Bangor’s long wait to welcome refugees is almost over. A Syrian family of nine — two adults and seven children including an infant — is expected to arrive next month.
While living in Bangor’s Little City, they will need interpreters, English lessons, warm clothing, furniture, culturally appropriate food, toys and help navigating their new home. Because the U.S. government has approved their entry, the family will qualify for welfare benefits, MaineCare coverage and job training, and they will have all the same rights citizens have except the right to vote and hold certain offices.
The family will be the first of 20 to 50 refugees from the Middle East and Africa who are expected to be resettled in the Queen City through Catholic Charities of Maine over the next 10 months. The resettlement is taking shape a year after the federal government approved the resettlement of refugees in the Bangor area. Catholic Charities has had a federal contract to resettle refugees in Maine since 1975, but it did not have an office in Penobscot County until last month.
The expansion from southern Maine into Bangor was sparked by the rising cost of housing in Portland and Lewiston, the aging workforce in Penobscot County and the local community’s willingness to welcome refugees, along with available services and job opportunities.

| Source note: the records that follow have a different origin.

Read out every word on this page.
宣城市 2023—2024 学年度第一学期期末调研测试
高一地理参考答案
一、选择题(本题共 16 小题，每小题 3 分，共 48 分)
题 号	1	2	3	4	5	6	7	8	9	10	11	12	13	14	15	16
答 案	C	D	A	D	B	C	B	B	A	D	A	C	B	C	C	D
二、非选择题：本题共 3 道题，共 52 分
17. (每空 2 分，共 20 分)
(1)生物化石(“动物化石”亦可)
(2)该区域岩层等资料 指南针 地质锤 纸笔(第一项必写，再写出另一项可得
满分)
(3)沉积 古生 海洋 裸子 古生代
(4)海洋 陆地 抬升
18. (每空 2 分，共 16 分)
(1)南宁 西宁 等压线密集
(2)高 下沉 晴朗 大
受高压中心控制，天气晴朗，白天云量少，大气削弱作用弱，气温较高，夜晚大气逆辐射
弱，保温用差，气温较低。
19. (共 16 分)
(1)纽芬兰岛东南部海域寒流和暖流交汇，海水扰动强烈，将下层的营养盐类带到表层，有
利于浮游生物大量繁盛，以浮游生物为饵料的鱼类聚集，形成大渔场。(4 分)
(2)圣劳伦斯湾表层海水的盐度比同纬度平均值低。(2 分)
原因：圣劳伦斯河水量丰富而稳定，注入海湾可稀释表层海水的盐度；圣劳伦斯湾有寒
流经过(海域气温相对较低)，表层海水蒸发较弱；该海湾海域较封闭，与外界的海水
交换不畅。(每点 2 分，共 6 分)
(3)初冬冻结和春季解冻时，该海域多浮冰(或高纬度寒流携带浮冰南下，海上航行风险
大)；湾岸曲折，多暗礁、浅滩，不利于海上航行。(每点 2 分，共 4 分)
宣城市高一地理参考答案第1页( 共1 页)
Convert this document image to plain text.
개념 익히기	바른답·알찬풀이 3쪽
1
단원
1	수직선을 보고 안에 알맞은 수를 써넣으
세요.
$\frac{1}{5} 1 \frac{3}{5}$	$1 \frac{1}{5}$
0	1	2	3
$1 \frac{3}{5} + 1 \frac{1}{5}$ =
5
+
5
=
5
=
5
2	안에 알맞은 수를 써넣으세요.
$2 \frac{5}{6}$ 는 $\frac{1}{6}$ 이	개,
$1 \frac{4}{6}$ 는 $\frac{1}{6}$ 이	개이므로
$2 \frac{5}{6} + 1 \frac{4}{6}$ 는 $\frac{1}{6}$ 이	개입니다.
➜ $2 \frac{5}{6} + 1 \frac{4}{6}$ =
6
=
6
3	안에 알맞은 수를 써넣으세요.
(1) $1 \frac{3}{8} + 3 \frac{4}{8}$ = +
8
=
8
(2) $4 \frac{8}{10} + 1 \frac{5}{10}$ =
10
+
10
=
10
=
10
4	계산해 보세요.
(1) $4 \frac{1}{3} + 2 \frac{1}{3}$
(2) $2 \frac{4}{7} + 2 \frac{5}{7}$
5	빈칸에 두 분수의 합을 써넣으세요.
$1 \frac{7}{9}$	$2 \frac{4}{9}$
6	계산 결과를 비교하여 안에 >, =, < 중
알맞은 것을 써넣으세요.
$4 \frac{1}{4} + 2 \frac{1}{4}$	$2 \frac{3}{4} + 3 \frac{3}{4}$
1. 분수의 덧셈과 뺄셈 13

Melissa Bucholz, a native of North Dakota, is the site manager for the local program. She and a case manager work out of the St. Michael’s Center on South Main Street in Brewer.
Bucholz’s interest in helping refugees was sparked while the 25-year-old was a first-year student at the University of North Dakota in Grand Forks.
“I volunteered with an organization that provided services to new Americans,” she said. “That sparked my passion to be helpful to refugees, and my experiences increased that passion.”
Bucholz earned a master’s degree from the University of Groningen in The Netherlands, where her studies focused on forced migration. Since starting her new job last month, she has been meeting with community leaders and partners. On Tuesday, she led an online informational meeting attended by more than 50 people sponsored by the Maine Multicultural Center.
The formation of the Maine Multicultural Center was set in motion by then-Bangor City Council Chair Sean Faircloth in the late summer of 2016 in response to a growing concern about the Bangor-area’s shrinking workforce and a recognition of the need for greater diversity. Community and faith leaders packed the Bangor High School cafeteria at the group’s first organizational meeting that year.
But national politics intervened with the election of President Donald Trump, whose administration slowed refugee resettlement to a trickle. The election of President Joe Biden changed immigration policy but the coronavirus pandemic kept the United States from reopening its borders to refugees for nearly two years.
Refugees are people who have fled war, violence, conflict or persecution in their home countries and have crossed international borders to find safety, according to the United Nations High Commissioner for Refugees. They are unable or unwilling to return because of well-founded fears of persecution due to race, religion, nationality, membership in a particular group or political beliefs.
Bucholz said Catholic Charities will have about two weeks’ notice before the first family arrives at Bangor International Airport from a refugee resettlement camp in Jordan. That is when the Maine Multicultural Center and local faith groups will kick into high gear. The multicultural center, located at Eastern Maine Development Corp., has a group of volunteers ready to assist the family.
A second Syrian family of seven and a man from Ethiopia are expected to arrive early next year, according to Bucholz.